Despite Britain’s drive to wean itself off fossil fuels, it is viewed as a giant insurance policy for the energy network. Executives argue its mere presence as part of the gas network “takes the froth” off prices. Centrica says it could have saved customers £2.4bn, or £88 each, last winter had it been active then.

The FTSE 100 firm has funded this winter’s call to action, but O’Shea wants government support to secure its future. He estimates it would cost £150m to double its capacity to 60bn cubic feet by next winter. Longer-term, £1bn is needed to ramp up its methane capacity, and £2bn to fit the toughened steel needed for what Centrica hopes will be its next stage of life: the world’s largest hydrogen storage facility. The refit could take five to seven years if it is kept open during the work.

“In order to invest, companies need to understand they can make a return and at the moment there is no confirmed model for hydrogen. We don’t need any government money and have never asked. We’re looking for the right regulatory framework,” he says. O’Shea hopes a “cap and floor” model guaranteeing revenues in tough times and returning windfall profits to taxpayers can be created for hydrogen.

Is the current focus on gas obscuring the need to focus on green energy? “I think that long-term security of supply and decarbonisation can actually be complementary.
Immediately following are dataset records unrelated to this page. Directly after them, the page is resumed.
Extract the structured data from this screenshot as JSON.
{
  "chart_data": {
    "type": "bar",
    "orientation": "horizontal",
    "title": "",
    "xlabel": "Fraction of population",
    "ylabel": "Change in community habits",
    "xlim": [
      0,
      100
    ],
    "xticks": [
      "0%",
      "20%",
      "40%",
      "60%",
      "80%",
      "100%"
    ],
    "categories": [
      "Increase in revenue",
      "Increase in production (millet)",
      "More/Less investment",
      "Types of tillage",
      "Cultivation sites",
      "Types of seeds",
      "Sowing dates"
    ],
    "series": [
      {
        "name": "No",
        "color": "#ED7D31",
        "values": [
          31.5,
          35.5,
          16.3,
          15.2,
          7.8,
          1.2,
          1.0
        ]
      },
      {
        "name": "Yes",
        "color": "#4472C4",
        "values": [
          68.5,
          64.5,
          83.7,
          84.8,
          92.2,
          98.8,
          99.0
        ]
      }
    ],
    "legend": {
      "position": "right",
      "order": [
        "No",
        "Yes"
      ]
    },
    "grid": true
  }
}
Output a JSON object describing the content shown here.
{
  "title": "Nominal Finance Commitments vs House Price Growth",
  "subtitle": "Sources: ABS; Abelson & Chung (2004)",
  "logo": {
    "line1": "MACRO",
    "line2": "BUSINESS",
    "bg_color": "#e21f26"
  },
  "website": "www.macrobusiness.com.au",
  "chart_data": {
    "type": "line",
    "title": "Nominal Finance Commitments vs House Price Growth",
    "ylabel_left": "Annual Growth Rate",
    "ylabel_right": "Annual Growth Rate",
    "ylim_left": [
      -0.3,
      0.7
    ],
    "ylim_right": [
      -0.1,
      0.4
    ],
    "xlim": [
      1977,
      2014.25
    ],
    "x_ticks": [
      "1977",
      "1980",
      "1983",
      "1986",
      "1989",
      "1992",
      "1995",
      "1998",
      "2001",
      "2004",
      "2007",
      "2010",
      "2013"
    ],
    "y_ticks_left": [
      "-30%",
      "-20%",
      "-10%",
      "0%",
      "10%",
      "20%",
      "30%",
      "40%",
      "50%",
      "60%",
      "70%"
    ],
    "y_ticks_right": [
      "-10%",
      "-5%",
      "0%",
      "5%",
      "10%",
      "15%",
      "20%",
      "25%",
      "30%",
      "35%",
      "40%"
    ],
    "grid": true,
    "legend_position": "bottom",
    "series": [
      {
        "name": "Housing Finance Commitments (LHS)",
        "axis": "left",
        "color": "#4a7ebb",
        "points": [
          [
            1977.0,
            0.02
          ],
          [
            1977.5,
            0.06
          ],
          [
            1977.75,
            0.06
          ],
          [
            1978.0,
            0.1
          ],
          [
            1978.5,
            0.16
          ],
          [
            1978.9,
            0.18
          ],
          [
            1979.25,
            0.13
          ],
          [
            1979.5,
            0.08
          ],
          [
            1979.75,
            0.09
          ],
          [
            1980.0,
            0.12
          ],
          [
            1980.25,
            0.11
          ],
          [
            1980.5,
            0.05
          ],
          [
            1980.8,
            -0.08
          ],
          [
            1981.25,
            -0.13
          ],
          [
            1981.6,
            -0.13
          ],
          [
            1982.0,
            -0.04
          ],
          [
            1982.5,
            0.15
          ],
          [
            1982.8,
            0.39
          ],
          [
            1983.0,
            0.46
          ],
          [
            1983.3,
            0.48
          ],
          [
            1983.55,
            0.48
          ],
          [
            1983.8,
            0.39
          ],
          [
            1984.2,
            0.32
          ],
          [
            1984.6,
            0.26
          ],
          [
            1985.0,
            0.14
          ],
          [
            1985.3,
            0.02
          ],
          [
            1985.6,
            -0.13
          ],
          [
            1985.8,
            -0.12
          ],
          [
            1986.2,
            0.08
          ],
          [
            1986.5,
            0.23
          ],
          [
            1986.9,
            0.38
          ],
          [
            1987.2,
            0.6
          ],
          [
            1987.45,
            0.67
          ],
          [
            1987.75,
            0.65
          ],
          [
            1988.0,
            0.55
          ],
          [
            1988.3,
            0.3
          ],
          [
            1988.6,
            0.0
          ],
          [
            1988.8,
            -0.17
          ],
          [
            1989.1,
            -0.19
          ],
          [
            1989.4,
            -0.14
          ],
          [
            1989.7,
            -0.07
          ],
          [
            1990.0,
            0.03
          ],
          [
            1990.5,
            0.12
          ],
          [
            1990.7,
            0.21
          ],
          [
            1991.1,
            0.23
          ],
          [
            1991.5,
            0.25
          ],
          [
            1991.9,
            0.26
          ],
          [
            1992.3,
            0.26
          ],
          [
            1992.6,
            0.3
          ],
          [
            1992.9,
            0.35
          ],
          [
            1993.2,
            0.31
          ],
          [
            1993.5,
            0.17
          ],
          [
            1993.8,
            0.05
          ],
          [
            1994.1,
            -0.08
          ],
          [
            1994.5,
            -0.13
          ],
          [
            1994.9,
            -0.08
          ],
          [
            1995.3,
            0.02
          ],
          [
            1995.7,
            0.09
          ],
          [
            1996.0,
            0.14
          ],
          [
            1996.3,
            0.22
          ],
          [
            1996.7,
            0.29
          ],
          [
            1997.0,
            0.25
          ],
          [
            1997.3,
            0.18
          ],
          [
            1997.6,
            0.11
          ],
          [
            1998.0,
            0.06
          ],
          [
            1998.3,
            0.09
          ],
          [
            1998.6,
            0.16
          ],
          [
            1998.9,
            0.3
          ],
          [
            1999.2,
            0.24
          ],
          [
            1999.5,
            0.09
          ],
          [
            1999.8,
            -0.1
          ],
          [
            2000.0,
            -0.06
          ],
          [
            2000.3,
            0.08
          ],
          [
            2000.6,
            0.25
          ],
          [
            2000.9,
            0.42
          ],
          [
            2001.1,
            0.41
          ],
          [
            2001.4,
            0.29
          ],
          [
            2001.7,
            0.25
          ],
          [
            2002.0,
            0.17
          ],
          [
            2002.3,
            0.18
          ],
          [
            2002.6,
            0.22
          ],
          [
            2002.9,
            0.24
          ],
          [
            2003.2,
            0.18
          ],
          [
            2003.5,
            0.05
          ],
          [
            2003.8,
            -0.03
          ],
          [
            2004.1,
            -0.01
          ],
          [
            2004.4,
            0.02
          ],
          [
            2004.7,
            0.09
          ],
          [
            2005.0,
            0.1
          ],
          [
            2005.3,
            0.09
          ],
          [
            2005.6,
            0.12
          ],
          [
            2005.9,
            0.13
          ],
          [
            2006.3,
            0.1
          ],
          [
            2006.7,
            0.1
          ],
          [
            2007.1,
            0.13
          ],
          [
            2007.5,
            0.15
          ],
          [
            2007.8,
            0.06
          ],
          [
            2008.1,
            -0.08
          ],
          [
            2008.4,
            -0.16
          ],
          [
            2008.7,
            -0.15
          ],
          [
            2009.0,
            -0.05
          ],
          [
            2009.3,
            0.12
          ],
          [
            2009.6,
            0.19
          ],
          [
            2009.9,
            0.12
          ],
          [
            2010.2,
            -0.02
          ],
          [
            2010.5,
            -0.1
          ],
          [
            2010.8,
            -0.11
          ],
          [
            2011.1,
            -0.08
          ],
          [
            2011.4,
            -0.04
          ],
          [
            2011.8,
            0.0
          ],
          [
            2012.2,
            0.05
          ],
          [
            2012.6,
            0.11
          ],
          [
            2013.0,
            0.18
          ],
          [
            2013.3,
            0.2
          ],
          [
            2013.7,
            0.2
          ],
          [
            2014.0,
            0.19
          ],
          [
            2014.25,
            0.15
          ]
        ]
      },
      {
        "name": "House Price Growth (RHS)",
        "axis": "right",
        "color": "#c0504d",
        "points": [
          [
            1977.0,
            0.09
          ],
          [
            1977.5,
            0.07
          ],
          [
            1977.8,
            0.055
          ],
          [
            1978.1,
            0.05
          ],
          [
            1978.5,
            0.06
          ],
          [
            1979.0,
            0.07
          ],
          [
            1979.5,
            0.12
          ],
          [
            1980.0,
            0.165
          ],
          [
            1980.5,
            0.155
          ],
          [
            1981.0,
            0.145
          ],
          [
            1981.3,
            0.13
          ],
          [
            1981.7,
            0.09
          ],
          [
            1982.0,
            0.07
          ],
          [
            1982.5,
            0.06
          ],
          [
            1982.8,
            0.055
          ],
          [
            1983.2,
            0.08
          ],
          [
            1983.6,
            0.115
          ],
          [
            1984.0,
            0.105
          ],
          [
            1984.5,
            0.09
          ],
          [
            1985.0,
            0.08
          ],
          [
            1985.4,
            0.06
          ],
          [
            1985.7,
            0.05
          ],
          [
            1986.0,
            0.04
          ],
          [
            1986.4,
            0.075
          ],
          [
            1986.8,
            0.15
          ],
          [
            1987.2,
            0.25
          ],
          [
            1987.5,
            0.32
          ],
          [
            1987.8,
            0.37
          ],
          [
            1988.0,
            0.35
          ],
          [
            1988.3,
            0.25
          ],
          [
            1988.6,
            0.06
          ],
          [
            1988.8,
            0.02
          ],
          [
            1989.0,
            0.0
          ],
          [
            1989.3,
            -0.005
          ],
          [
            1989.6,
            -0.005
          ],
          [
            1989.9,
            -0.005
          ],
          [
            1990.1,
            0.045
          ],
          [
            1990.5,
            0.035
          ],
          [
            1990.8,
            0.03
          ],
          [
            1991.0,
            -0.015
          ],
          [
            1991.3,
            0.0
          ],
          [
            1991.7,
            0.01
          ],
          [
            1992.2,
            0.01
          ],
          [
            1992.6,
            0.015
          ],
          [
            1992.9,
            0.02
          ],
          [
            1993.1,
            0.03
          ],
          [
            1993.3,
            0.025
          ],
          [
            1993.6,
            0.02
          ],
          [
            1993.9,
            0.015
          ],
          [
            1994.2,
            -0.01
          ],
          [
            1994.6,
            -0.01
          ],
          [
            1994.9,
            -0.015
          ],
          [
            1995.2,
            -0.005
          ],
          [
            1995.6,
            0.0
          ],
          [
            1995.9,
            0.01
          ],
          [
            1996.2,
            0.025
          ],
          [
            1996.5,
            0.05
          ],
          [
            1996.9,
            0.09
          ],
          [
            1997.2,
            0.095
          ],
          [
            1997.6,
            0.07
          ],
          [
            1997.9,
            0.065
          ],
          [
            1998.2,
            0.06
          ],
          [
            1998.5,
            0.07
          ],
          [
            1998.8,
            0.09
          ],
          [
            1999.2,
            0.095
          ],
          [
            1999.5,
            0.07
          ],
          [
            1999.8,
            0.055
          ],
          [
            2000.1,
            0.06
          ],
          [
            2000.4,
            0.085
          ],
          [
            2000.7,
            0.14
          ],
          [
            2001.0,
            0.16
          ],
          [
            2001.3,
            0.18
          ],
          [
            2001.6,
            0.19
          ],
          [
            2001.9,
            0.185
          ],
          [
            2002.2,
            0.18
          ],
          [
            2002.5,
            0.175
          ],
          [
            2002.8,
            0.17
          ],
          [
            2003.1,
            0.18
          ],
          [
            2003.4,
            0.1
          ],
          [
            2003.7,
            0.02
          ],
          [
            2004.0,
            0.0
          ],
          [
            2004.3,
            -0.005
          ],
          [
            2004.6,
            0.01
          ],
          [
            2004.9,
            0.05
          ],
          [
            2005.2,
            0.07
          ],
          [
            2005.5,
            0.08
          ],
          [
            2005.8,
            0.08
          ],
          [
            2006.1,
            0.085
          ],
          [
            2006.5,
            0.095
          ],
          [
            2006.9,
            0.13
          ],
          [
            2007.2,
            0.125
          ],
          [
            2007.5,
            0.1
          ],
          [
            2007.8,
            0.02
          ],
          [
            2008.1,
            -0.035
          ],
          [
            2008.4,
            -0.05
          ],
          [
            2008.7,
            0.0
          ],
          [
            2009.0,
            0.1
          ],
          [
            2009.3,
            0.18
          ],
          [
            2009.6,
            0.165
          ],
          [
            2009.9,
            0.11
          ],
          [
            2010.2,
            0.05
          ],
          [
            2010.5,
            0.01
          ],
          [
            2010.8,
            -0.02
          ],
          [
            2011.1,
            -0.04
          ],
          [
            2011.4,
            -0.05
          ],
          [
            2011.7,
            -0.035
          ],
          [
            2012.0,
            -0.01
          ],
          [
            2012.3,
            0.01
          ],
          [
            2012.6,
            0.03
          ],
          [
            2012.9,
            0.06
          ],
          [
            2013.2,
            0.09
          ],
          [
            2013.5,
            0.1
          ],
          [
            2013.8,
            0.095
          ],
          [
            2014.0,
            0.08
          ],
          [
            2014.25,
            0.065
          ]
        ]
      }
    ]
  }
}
They’re not mutually exclusive,” he says.

He argues hydrogen is vital for decarbonising industrial Humberside and Teesside – the worst polluting areas of the UK and home to sites such as Scunthorpe steelworks.

Entering Easington, it is easy to see the hallmarks of state ownership (British Gas was privatised under Margaret Thatcher in 1986). Over the fence lie the assets separated off in privatisation, now with fellow FTSE 100 company National Grid, that handle gas from Norway and the North Sea.

On the wall, a projection shows the live status of each piece of machinery from the “pig tray” (a big bowling ball that squeezes liquid out of the pipeline) to the “slug catcher”, which helps further purify the methane.

Ministers hope Rough’s extra supplies can complement other measures to reduce pressure on the energy supplies this winter – from putting coal plants on standby to National Grid incentivising firms and consumers to cut energy usage.

The British Gas pilot of this scheme launches on Thursday. Called Peak Save, consumers with smart meters can receive about £4 for every unit of electricity they save compared with their normal usage. About 100,000 households are likely to participate and could save £100 between December and March, it estimates. “This approach to help manage residential electricity demand is likely to become a major feature of the market in years to come,” O’Shea says.

The Scotsman neatly packs away his personalised overalls and tucks a can of Irn-Bru into his jeans pocket, before heading off to tackle whatever the energy crisis has to throw at him next.